The claimant was catastrophically impaired as a result of a motorcycle accident. He sought entitlement to $6,000 per month in ACBs and entitlement to further physiotherapy. Adjudicator Hines awarded $3,047.29 per month in ACBs. The primary dispute was whether the claimant required 24/7 care. The adjudicator concluded that the claimant did not require 24/7 care. The claimant had the capability to function with a degree of independence. He was attending college and passing courses. While the claimant may have had a crisis in 2017, he made positive improvements and did not require 24-7 supervision for his safety. The claimant was awarded ACBs for dressing, grooming, meal preparation, hygiene, exercise, and some supervisory care for four hours per day. The attendant care services were incurred, as a professional service provided was providing the services. The claimant was also awarded part of one of the two treatment plans for physiotherapy.
The insurer sought reconsideration of the Tribunal’s decision that catastrophic impairment assessments are payable outside of the medical benefits limits.
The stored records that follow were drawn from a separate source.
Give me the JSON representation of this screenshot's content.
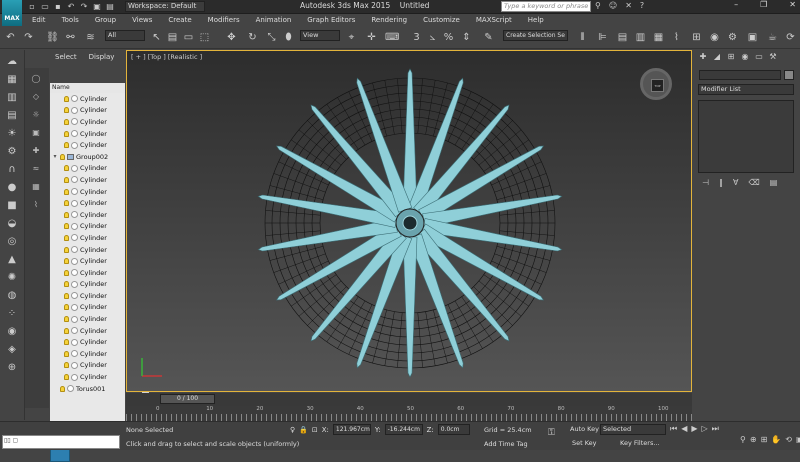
{
  "window": {
    "title": "Autodesk 3ds Max  2015",
    "doc": "Untitled",
    "logo": "MAX"
  },
  "workspace": "Workspace: Default",
  "search_placeholder": "Type a keyword or phrase",
  "menus": [
    "Edit",
    "Tools",
    "Group",
    "Views",
    "Create",
    "Modifiers",
    "Animation",
    "Graph Editors",
    "Rendering",
    "Customize",
    "MAXScript",
    "Help"
  ],
  "toolbar": {
    "selection_filter": "All",
    "ref_coord": "View",
    "named_selection": "Create Selection Se"
  },
  "scene_explorer": {
    "tab_select": "Select",
    "tab_display": "Display",
    "column_name": "Name",
    "items": [
      {
        "label": "Cylinder",
        "indent": 2,
        "kind": "obj"
      },
      {
        "label": "Cylinder",
        "indent": 2,
        "kind": "obj"
      },
      {
        "label": "Cylinder",
        "indent": 2,
        "kind": "obj"
      },
      {
        "label": "Cylinder",
        "indent": 2,
        "kind": "obj"
      },
      {
        "label": "Cylinder",
        "indent": 2,
        "kind": "obj"
      },
      {
        "label": "Group002",
        "indent": 1,
        "kind": "group"
      },
      {
        "label": "Cylinder",
        "indent": 2,
        "kind": "obj"
      },
      {
        "label": "Cylinder",
        "indent": 2,
        "kind": "obj"
      },
      {
        "label": "Cylinder",
        "indent": 2,
        "kind": "obj"
      },
      {
        "label": "Cylinder",
        "indent": 2,
        "kind": "obj"
      },
      {
        "label": "Cylinder",
        "indent": 2,
        "kind": "obj"
      },
      {
        "label": "Cylinder",
        "indent": 2,
        "kind": "obj"
      },
      {
        "label": "Cylinder",
        "indent": 2,
        "kind": "obj"
      },
      {
        "label": "Cylinder",
        "indent": 2,
        "kind": "obj"
      },
      {
        "label": "Cylinder",
        "indent": 2,
        "kind": "obj"
      },
      {
        "label": "Cylinder",
        "indent": 2,
        "kind": "obj"
      },
      {
        "label": "Cylinder",
        "indent": 2,
        "kind": "obj"
      },
      {
        "label": "Cylinder",
        "indent": 2,
        "kind": "obj"
      },
      {
        "label": "Cylinder",
        "indent": 2,
        "kind": "obj"
      },
      {
        "label": "Cylinder",
        "indent": 2,
        "kind": "obj"
      },
      {
        "label": "Cylinder",
        "indent": 2,
        "kind": "obj"
      },
      {
        "label": "Cylinder",
        "indent": 2,
        "kind": "obj"
      },
      {
        "label": "Cylinder",
        "indent": 2,
        "kind": "obj"
      },
      {
        "label": "Cylinder",
        "indent": 2,
        "kind": "obj"
      },
      {
        "label": "Cylinder",
        "indent": 2,
        "kind": "obj"
      },
      {
        "label": "Torus001",
        "indent": 1,
        "kind": "obj"
      }
    ]
  },
  "viewport": {
    "label": "[ + ] [Top ] [Realistic ]",
    "cube_face": "TOP"
  },
  "command_panel": {
    "modifier_list": "Modifier List"
  },
  "timeline": {
    "slider": "0 / 100",
    "ticks": [
      "0",
      "10",
      "20",
      "30",
      "40",
      "50",
      "60",
      "70",
      "80",
      "90",
      "100"
    ]
  },
  "status": {
    "selection": "None Selected",
    "prompt": "Click and drag to select and scale objects (uniformly)",
    "x_label": "X:",
    "x": "121.967cm",
    "y_label": "Y:",
    "y": "-16.244cm",
    "z_label": "Z:",
    "z": "0.0cm",
    "grid": "Grid = 25.4cm",
    "add_time_tag": "Add Time Tag",
    "auto_key": "Auto Key",
    "set_key": "Set Key",
    "key_mode": "Selected",
    "key_filters": "Key Filters..."
  },
  "colors": {
    "accent": "#e3b43b",
    "model": "#8fcfd8",
    "viewport_top": "#2d2d2d"
  }
}
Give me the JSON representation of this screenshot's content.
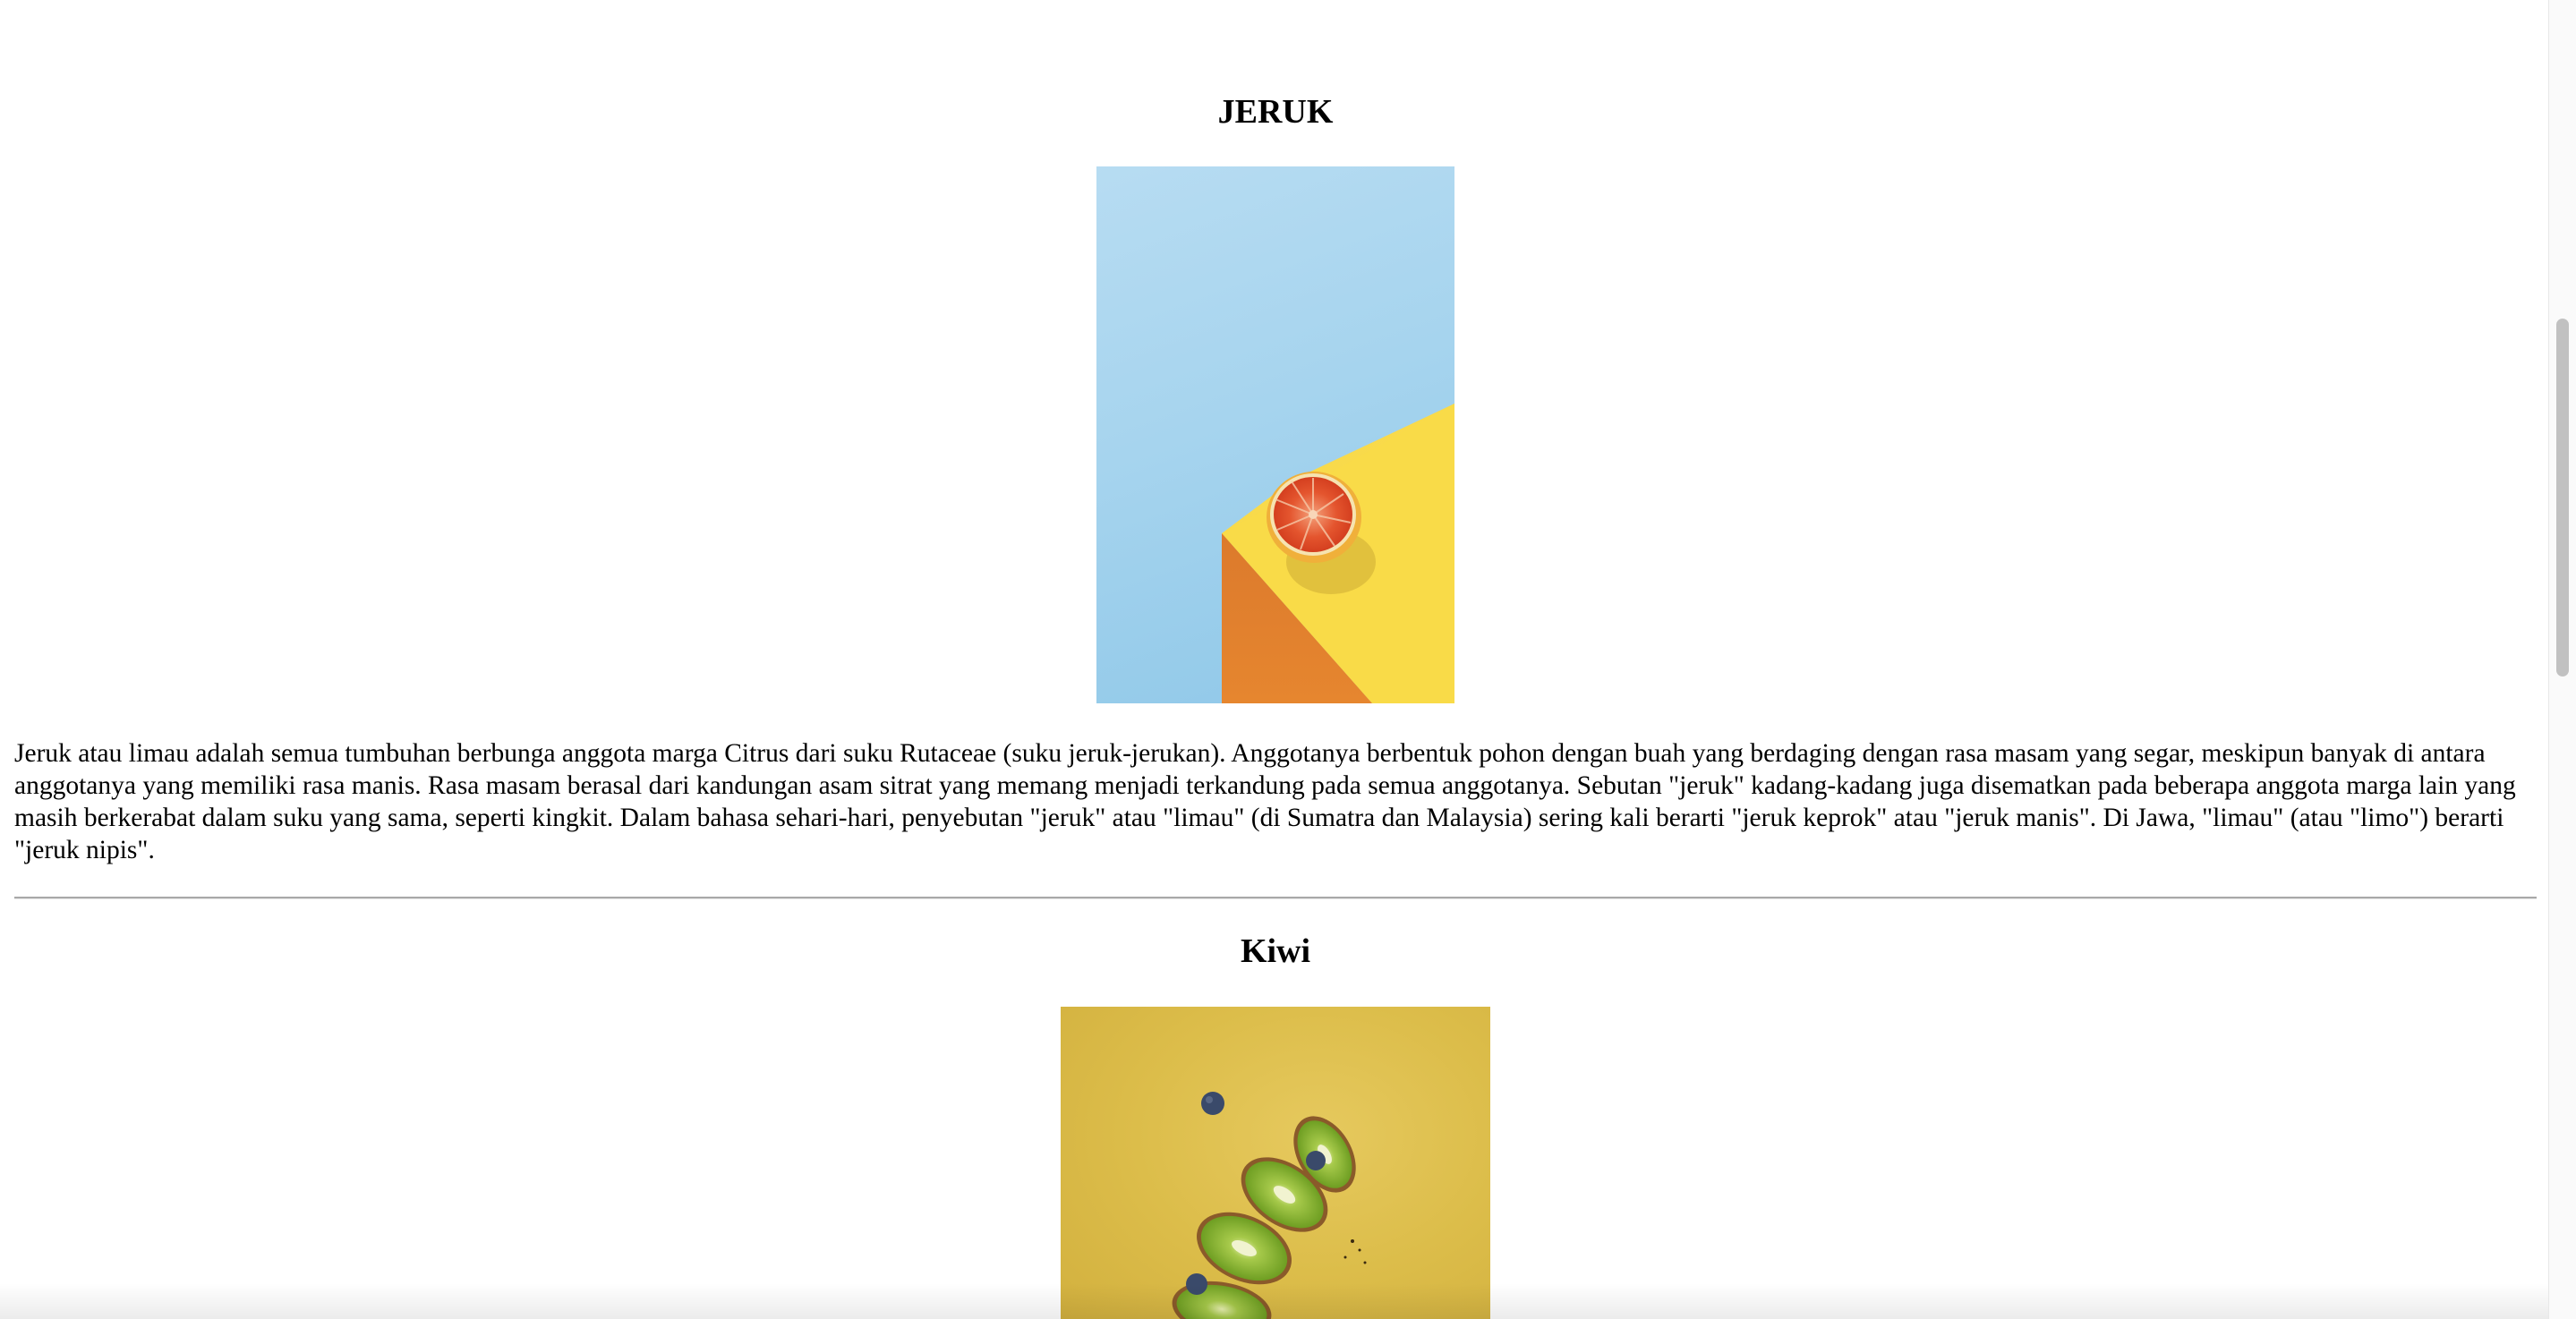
{
  "sections": [
    {
      "title": "JERUK",
      "image_subject": "half-grapefruit-on-yellow-block",
      "description": "Jeruk atau limau adalah semua tumbuhan berbunga anggota marga Citrus dari suku Rutaceae (suku jeruk-jerukan). Anggotanya berbentuk pohon dengan buah yang berdaging dengan rasa masam yang segar, meskipun banyak di antara anggotanya yang memiliki rasa manis. Rasa masam berasal dari kandungan asam sitrat yang memang menjadi terkandung pada semua anggotanya. Sebutan \"jeruk\" kadang-kadang juga disematkan pada beberapa anggota marga lain yang masih berkerabat dalam suku yang sama, seperti kingkit. Dalam bahasa sehari-hari, penyebutan \"jeruk\" atau \"limau\" (di Sumatra dan Malaysia) sering kali berarti \"jeruk keprok\" atau \"jeruk manis\". Di Jawa, \"limau\" (atau \"limo\") berarti \"jeruk nipis\"."
    },
    {
      "title": "Kiwi",
      "image_subject": "sliced-kiwi-with-blueberries"
    }
  ],
  "colors": {
    "sky_blue": "#a6d4ee",
    "block_yellow": "#f8d94a",
    "block_orange": "#e2822f",
    "fruit_red": "#e04a26",
    "kiwi_background": "#dcbd4a",
    "kiwi_green": "#7cae2a",
    "blueberry": "#3a4a6a",
    "divider": "#a9a9a9",
    "scrollbar_thumb": "#c1c1c1"
  }
}
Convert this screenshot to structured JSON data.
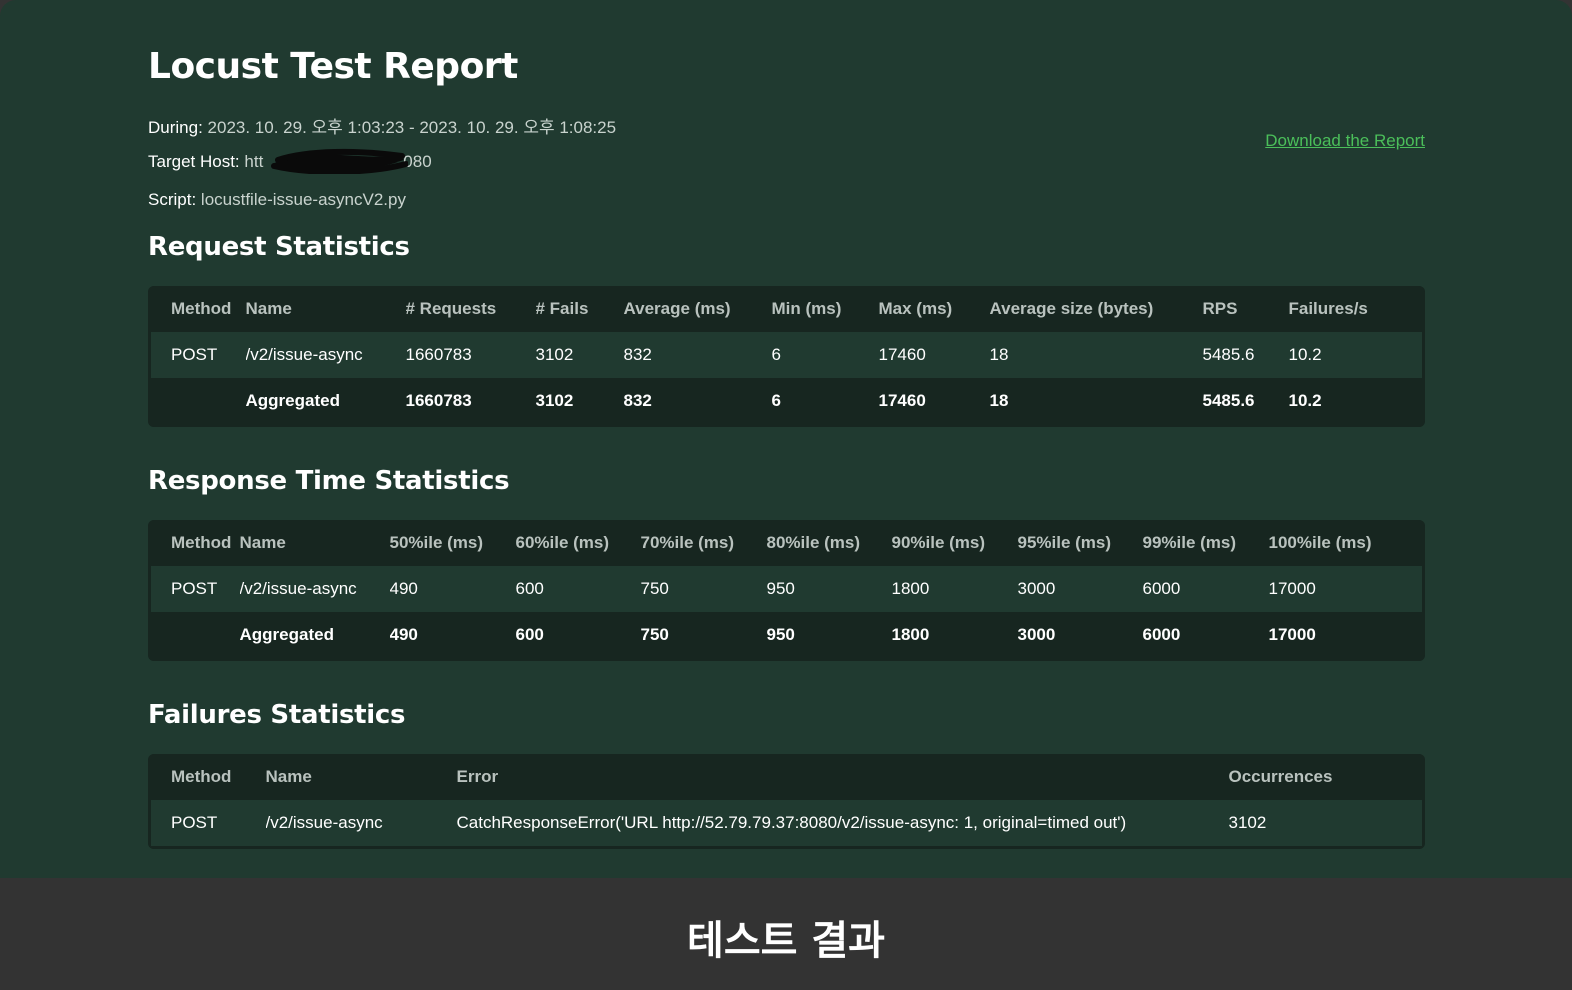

Vice Chair Flude held that the Tribunal’s decision did not contain a significant error of law, and was correct. He concluded that earlier FSCO decisions addressing the same issue were correct, and that catastrophic impairment assessment costs are not to be deducted from the medical benefits limits.
The claimant sought entitlement to the balance of a partially approved psychological assessment. Adjudicator Punyarthi held that the claimant was not entitled to the remaining balance as there was no evidence substantiating the claimant’s entitlement. The adjudicator specifically noted that the treatment plan at issue was vague and unparticularized, and there was no justification as to why the time as claimed was necessary. The insurer relied on the opinion of its psychological assessor as to the number of hours that should be spent on the tasks of the assessment, and applied the hourly rate for a psychological that was provided in the Professional Services Guideline. The adjudicator refused to rely on an email from the claimant’s assessor containing an estimated breakdown of time spent as it was not disclosed to the insurer prior to submissions at the hearing.
The claimant sought entitlement to three treatment plans for further physical therapy, assistive devices, and a chronic pain treatment program. Adjudicator Boyce awarded some of the assistive devices and denied the remainder of the claim. He held further physical therapy was not reasonable and necessary for the claimant’s impairment, and that the proposed chronic pain program was not sufficiently specific in scope or cost to be reasonable. Some of the assistive devices for blocking out noise and sunlight were awarded.